Beyond the obvious of two top talents collaborating and letting their prodigious imaginations run wild, there’s a fascination to Twisted Tales. It’s in the speculation regarding the collaboration. We’re presented with 42 full page illustrations by François Boucq accompanied by the briefest of stories by Alejandro Jodorowsky, some a mere two lines. Alternatively, the presentation is of 42 short stories by Jodorowsky accompanied by Boucq’s illustrations. Which came first, the chicken or the egg? No doubt somewhere online, possibly in the original French, the secret origin is revealed, but it’s surely more fun to let the content be slowly absorbed while conjecturing. Of course, it’s entirely viable that there is no hard and fast rule applicable.

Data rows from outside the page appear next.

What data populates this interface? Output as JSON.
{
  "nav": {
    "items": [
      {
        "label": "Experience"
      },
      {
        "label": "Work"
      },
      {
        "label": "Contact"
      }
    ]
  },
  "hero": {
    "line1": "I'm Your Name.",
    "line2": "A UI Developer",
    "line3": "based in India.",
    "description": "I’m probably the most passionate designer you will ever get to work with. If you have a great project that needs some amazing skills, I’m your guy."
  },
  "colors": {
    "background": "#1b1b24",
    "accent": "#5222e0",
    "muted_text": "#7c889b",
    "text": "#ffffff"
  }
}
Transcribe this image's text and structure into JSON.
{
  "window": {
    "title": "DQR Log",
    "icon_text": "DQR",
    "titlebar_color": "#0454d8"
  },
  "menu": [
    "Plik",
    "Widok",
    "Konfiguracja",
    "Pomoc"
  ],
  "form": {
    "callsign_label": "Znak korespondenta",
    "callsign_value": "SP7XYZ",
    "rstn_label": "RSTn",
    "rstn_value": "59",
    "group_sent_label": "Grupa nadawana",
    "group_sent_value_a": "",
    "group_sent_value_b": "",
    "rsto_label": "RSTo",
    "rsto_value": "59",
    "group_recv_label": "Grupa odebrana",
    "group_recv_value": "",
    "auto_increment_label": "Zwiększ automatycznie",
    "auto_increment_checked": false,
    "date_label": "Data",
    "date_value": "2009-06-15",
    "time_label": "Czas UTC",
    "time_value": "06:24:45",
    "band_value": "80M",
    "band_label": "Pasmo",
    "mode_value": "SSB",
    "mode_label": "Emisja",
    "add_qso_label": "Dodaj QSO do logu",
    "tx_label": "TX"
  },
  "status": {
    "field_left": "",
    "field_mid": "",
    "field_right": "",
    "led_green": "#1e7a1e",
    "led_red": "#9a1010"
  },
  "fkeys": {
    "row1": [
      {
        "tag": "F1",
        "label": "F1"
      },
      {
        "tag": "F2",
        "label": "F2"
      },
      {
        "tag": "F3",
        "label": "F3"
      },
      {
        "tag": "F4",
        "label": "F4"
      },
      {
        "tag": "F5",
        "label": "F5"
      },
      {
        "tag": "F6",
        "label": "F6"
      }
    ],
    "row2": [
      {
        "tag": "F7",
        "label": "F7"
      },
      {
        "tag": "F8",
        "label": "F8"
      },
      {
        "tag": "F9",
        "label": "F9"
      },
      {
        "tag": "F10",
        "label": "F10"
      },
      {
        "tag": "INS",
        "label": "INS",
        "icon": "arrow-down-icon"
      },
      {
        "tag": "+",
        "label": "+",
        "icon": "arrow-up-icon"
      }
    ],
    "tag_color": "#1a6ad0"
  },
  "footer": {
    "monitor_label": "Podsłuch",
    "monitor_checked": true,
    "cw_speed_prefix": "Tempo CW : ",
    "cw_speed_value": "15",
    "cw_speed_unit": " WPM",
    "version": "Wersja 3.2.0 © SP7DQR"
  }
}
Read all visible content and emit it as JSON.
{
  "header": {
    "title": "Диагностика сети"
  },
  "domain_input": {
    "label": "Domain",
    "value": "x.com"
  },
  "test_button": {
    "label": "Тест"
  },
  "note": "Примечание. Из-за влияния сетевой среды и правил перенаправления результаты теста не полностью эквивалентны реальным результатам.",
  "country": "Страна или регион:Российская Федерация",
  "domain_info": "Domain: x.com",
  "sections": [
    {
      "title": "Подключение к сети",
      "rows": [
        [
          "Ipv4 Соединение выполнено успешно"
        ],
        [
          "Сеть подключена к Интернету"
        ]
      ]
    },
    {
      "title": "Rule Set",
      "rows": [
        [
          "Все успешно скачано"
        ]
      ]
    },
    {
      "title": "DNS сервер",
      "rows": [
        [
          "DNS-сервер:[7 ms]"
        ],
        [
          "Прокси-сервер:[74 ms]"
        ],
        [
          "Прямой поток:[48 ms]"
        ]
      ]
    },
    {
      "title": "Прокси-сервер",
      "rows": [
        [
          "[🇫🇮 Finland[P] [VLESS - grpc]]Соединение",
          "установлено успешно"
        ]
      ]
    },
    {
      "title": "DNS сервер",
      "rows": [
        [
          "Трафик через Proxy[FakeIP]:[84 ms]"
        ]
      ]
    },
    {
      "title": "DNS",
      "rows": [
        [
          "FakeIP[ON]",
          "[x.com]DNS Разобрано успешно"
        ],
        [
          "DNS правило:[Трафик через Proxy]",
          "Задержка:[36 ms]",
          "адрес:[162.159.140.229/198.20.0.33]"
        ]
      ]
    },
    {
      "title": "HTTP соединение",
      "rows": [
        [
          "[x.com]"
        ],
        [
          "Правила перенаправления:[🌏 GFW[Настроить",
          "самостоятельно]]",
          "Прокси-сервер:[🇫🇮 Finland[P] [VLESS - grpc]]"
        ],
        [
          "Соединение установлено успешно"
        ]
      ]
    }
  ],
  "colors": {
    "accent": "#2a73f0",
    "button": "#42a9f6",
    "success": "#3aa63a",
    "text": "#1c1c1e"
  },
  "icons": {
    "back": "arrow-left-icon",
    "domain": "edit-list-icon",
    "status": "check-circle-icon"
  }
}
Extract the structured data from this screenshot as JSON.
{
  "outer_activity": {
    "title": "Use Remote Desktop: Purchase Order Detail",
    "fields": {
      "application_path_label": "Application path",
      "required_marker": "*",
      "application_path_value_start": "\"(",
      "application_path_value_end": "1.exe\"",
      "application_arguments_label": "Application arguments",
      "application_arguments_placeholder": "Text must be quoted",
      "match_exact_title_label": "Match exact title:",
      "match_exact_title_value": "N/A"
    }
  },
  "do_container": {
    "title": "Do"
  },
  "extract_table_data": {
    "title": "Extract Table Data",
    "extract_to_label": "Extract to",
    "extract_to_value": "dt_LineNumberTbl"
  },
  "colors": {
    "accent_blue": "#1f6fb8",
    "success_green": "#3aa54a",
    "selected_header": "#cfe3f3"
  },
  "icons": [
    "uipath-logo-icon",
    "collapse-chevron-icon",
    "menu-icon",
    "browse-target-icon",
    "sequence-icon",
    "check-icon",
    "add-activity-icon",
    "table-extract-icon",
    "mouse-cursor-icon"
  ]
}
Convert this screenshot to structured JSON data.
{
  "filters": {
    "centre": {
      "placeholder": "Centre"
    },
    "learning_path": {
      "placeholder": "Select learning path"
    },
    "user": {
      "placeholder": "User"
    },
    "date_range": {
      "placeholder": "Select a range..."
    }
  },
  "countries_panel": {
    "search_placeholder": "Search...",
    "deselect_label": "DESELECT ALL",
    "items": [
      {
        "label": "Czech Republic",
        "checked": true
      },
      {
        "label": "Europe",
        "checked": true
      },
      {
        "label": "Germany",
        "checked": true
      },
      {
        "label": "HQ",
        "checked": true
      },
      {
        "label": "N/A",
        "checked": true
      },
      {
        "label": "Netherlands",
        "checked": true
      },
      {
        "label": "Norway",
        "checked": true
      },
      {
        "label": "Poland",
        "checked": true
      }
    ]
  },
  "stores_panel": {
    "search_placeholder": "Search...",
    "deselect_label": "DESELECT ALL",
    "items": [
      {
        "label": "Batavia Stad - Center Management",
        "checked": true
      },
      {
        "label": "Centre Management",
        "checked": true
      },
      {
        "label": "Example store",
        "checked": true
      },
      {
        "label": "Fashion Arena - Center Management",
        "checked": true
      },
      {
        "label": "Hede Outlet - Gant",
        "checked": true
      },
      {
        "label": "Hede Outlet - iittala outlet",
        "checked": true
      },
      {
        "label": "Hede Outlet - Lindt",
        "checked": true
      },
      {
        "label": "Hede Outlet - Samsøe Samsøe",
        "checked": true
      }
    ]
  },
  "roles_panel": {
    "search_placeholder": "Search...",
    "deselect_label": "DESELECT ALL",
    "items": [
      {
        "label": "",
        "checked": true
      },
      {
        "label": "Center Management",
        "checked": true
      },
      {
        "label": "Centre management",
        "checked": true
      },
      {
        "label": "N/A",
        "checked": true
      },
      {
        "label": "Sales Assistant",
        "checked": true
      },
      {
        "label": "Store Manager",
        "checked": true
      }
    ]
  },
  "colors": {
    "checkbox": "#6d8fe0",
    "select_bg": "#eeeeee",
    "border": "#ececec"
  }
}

Perhaps Boucq’s beautifully composed illustration of an archer stood on his bed in his slippers about to fire an arrow through the skylight at the moon prompted Jodorowsky’s musing on destiny. Equally, perhaps Jodorowsky’s tragic tale of a kindly couple resulted in Boucq’s cover illustration. What is beyond doubt is the extraordinary variety supplied, from down to Earth homilies to science fiction, fantasy and horror. Many moments of laughter await, some shocks even though the picture is always visible while reading the text, and vast, vast imagination.

The sample spread is the longest text piece, but representative as a wise parable, and funny. Boucq’s illustration also has a duality about it, simultaneously ridiculous and perfectly composed, down to the dog being an outsized poodle. It’s a combination applied throughout, with Jodorowsky’s contributions veering from nightmares to the spiritual. Lack of insight is a common theme, with lack of sight occurring enough to also merit mention.

Twisted Tales is a very quick read, but a rewarding one, and most folk will be disappointed there’s no more when the final page is turned.